Both are enabled by default. Set either to false in .env to disable it.

How Tokens Work

  1. On successful login or registration, the server generates a JWT containing { id, username, email }.
  2. The JWT is set as an httpOnly cookie named token.
  3. On each request, the custom Hapi auth scheme (server/auth/strategy.js) reads the cookie and verifies the JWT.
  4. If valid, request.auth.credentials is populated with the decoded token payload.
Property Development Production
httpOnly true true
secure false true
sameSite Lax Lax
path / /
ttl 7 days 7 days

The JWT expiry is separate from the cookie TTL and is configured via JWT_EXPIRY (default 7d).

Password Auth

Security Details

  • Passwords are hashed with bcrypt at cost factor 12.
  • Minimum password length is 8 characters, maximum 128.
  • Login accepts either username or email in the username field.
  • Failed logins return a generic “Invalid credentials” message — the response does not reveal whether the username exists or the password was wrong.

Flow

POST /api/auth/register  { username, email, password }
  → Creates user, hashes password, returns JWT cookie

POST /api/auth/login  { username, password }
  → Verifies password, returns JWT cookie

Email Code Auth

Security Details

  • Codes are 6-digit numeric strings generated with crypto.randomInt().
  • Codes expire after 10 minutes.
  • Codes are single-use — marked as used immediately upon verification.
  • Requesting a new code invalidates all previous unused codes for that email.
  • POST /api/auth/send-code always returns { sent: true } regardless of whether the email exists, preventing enumeration.

Flow — Existing User

POST /api/auth/send-code  { email }
  → Sends 6-digit code to email

POST /api/auth/verify-code  { email, code }
  → Verifies code, returns JWT cookie

Flow — New User

POST /api/auth/send-code  { email }
  → Sends 6-digit code to email

POST /api/auth/verify-code  { email, code }
  → Returns 400 "Username is required for new accounts"

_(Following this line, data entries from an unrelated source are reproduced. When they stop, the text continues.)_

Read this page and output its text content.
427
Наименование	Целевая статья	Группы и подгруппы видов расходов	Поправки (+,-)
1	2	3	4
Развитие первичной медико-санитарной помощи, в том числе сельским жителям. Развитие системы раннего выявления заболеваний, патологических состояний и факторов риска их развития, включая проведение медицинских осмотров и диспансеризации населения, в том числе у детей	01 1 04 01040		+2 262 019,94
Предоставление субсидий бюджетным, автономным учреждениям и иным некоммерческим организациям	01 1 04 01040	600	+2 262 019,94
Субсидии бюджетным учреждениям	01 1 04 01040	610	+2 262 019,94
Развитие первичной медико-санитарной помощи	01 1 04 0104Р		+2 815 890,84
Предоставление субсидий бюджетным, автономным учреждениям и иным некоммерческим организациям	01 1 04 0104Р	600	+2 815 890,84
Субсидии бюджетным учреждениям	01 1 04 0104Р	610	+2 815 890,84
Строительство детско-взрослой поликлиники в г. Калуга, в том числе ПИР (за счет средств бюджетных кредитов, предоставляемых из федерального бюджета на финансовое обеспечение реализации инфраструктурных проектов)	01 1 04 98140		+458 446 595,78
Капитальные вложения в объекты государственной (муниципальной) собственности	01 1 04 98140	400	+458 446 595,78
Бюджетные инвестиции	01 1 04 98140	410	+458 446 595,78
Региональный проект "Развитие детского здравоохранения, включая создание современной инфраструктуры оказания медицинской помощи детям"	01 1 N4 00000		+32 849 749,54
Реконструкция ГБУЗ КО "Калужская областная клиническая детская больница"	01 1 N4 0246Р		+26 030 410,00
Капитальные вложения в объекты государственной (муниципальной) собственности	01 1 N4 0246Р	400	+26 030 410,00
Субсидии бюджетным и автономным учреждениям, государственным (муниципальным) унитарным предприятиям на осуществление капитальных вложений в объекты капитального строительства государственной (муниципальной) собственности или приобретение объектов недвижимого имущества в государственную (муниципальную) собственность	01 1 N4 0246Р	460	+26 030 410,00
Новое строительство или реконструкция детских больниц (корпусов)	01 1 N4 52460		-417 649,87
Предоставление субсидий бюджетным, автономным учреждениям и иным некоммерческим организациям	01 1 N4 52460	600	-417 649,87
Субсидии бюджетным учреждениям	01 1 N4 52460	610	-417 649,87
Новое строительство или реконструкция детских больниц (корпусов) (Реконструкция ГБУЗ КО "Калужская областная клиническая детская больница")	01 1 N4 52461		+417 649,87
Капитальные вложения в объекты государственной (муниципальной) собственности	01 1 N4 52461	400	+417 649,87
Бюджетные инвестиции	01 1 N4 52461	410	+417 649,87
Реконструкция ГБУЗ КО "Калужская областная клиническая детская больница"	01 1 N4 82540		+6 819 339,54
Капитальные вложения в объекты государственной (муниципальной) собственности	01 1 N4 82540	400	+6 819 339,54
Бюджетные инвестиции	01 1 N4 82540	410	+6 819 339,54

POST /api/auth/verify-code  { email, code, username }
  → Creates account, returns JWT cookie

The frontend handles this automatically — if the server responds with “Username is required”, it shows a username field and resubmits.

Protecting Routes

In Hapi route options:

// Protected — requires valid JWT cookie
options: { auth: 'session' }

// Unprotected — no auth needed
options: { auth: false }

There is no default auth strategy set globally, so every route must explicitly declare its auth setting.

Frontend Auth Hook

The useAuth() hook (client/lib/auth.jsx) provides:

Property / Method Type Description
user object \| null Current user, or null if not logged in
loading boolean true while the initial /api/auth/me check is in flight
login(credentials) async function Call POST /api/auth/login
register(credentials) async function Call POST /api/auth/register
sendCode(email) async function Call POST /api/auth/send-code
verifyCode(email, code, username?) async function Call POST /api/auth/verify-code
logout() async function Call POST /api/auth/logout, clear user state

All methods that authenticate the user (login, register, verifyCode) update the user state automatically on success.

Extending Auth

Common things you might add:

  • Password reset — add a password_reset_tokens table, a POST /api/auth/forgot-password route to send a reset link, and a POST /api/auth/reset-password route to set a new password.
  • Rate limiting — add a Hapi plugin or middleware to limit attempts on /api/auth/login, /api/auth/send-code, and /api/auth/verify-code.
  • Refresh tokens — replace the single JWT with a short-lived access token + long-lived refresh token pair.
  • OAuth — add bell for third-party providers (Google, GitHub, etc.).